If $T$ is a continuous linear transformation of a normed linear space $N$ into a normed linear space $N'$, and if $M$ is its null space, show that $T$ induces a natural linear transformation $T'$ of $N/M$ into $N'$ and that $\|T'\|=\|T\|$.
This is a question from the book of G. Simmons with the title "Introduction to Topology and Modern Analysis". My guess for $T'$ is $T'(x+M)=T(x)$, which is clearly a linear transformation and well-defined since $M$ is the null space of $T$. I have also managed to see that $\|T'\|\geq \|T\|$. However, I could not see the other direction of the inequality.
You should probably define a norm on $N/M$ as $||x+M||_{N/M} := \inf_{m\in M}||x + m||_N$ which is a norm and well defined because M is closed.
Your guess is correct: $T'(x+M) = T(x)$ is indeed well defined and linear.
To prove that it's bounded take $x+M \in N/M$:
$$ \begin{align} ||T'(x+M)||_{N'} &= ||T(x)||_{N'} \\ &= \inf_{m\in M} ||T(x)||_{N'} \\ &\le \inf_{m\in M} ||T||\, ||x||_N \\ &= ||T|| \inf_{m\in M} ||x+m||_{N} \\ &= ||T||\, ||x+M||_{N/M} \end{align} $$
so $T'$ is bounded and $ ||T'|| \le ||T|| $.

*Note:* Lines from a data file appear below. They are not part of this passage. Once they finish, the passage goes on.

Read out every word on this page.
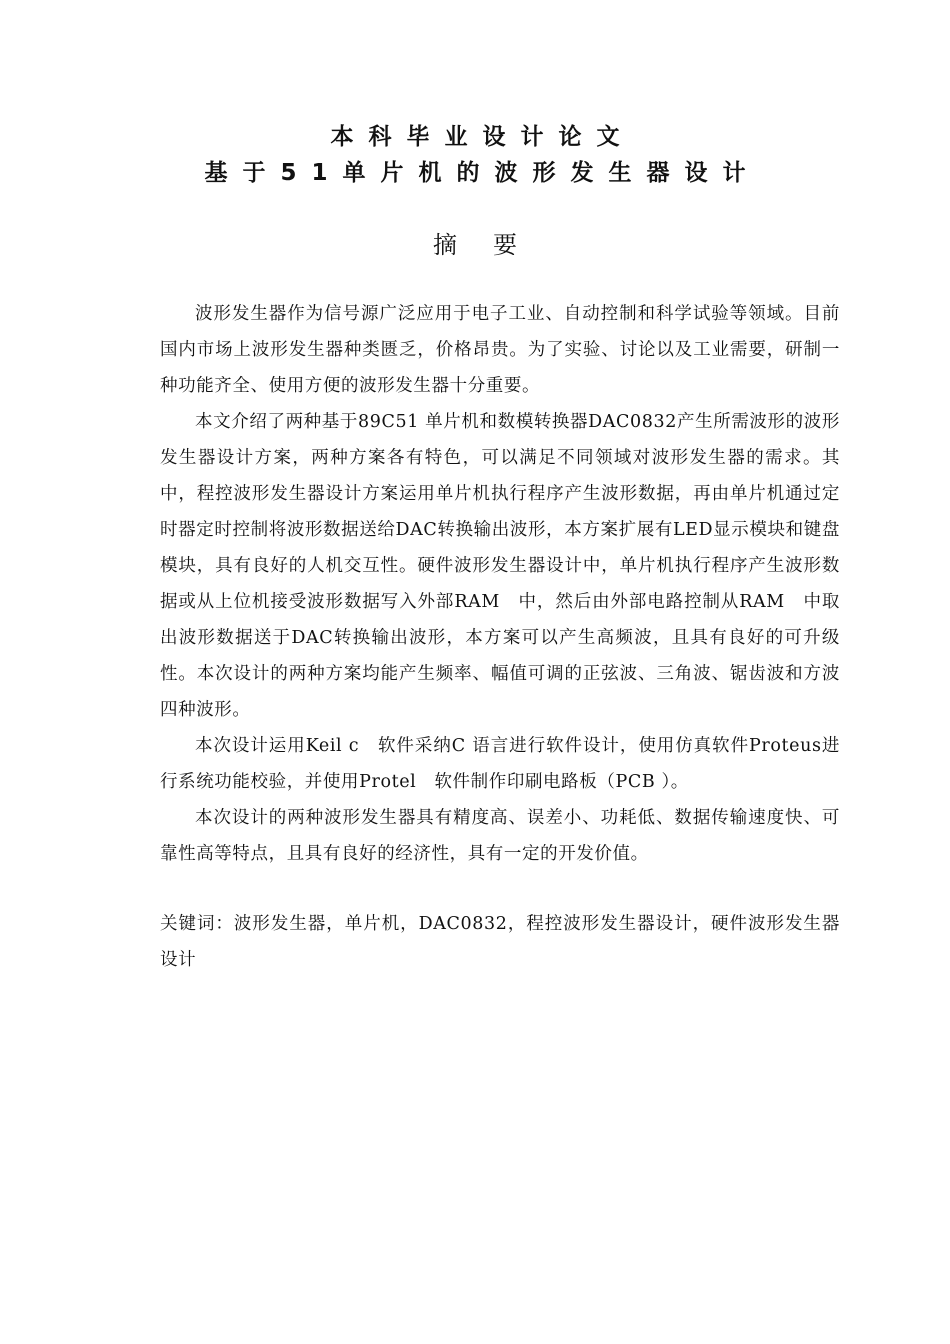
本科毕业设计论文
基于51单片机的波形发生器设计
摘要

波形发生器作为信号源广泛应用于电子工业、自动控制和科学试验等领域。目前国内市场上波形发生器种类匮乏，价格昂贵。为了实验、讨论以及工业需要，研制一种功能齐全、使用方便的波形发生器十分重要。

本文介绍了两种基于89C51 单片机和数模转换器DAC0832产生所需波形的波形发生器设计方案，两种方案各有特色，可以满足不同领域对波形发生器的需求。其中，程控波形发生器设计方案运用单片机执行程序产生波形数据，再由单片机通过定时器定时控制将波形数据送给DAC转换输出波形，本方案扩展有LED显示模块和键盘模块，具有良好的人机交互性。硬件波形发生器设计中，单片机执行程序产生波形数据或从上位机接受波形数据写入外部RAM　中，然后由外部电路控制从RAM　中取出波形数据送于DAC转换输出波形，本方案可以产生高频波，且具有良好的可升级性。本次设计的两种方案均能产生频率、幅值可调的正弦波、三角波、锯齿波和方波四种波形。

本次设计运用Keil c　软件采纳C 语言进行软件设计，使用仿真软件Proteus进行系统功能校验，并使用Protel　软件制作印刷电路板（PCB ）。

本次设计的两种波形发生器具有精度高、误差小、功耗低、数据传输速度快、可靠性高等特点，且具有良好的经济性，具有一定的开发价值。

关键词：波形发生器，单片机，DAC0832，程控波形发生器设计，硬件波形发生器设计
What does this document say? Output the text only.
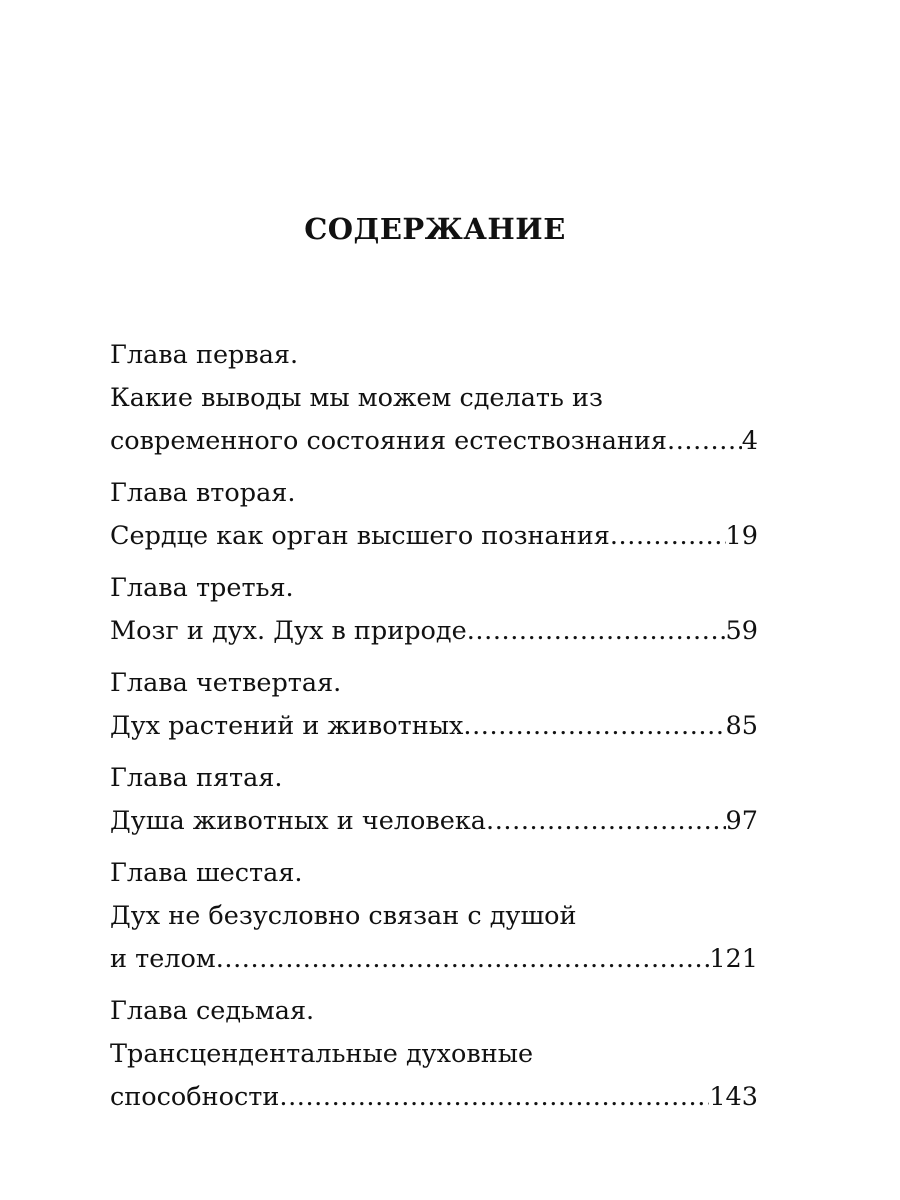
СОДЕРЖАНИЕ
Глава первая.
Какие выводы мы можем сделать из
современного состояния естествознания .....	4
Глава вторая.
Сердце как орган высшего познания .....	19
Глава третья.
Мозг и дух. Дух в природе .....	59
Глава четвертая.
Дух растений и животных .....	85
Глава пятая.
Душа животных и человека .....	97
Глава шестая.
Дух не безусловно связан с душой
и телом .....	121
Глава седьмая.
Трансцендентальные духовные
способности .....	143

Similarly, take $x\in N$: $$ \begin{align} ||T(x)||_{N'} &= ||T'(x+M)||_{N'} \\ &\le ||T'||\, ||x+M||_{N/M} \\ &= ||T'||\inf_{m\in M} ||x + m||_N \\ &\le ||T'||\, ||x||\,\, \text{(as 0 }\in M) \end{align} $$
which proves that $ ||T|| \le ||T'|| $ and so $ ||T'|| = ||T|| $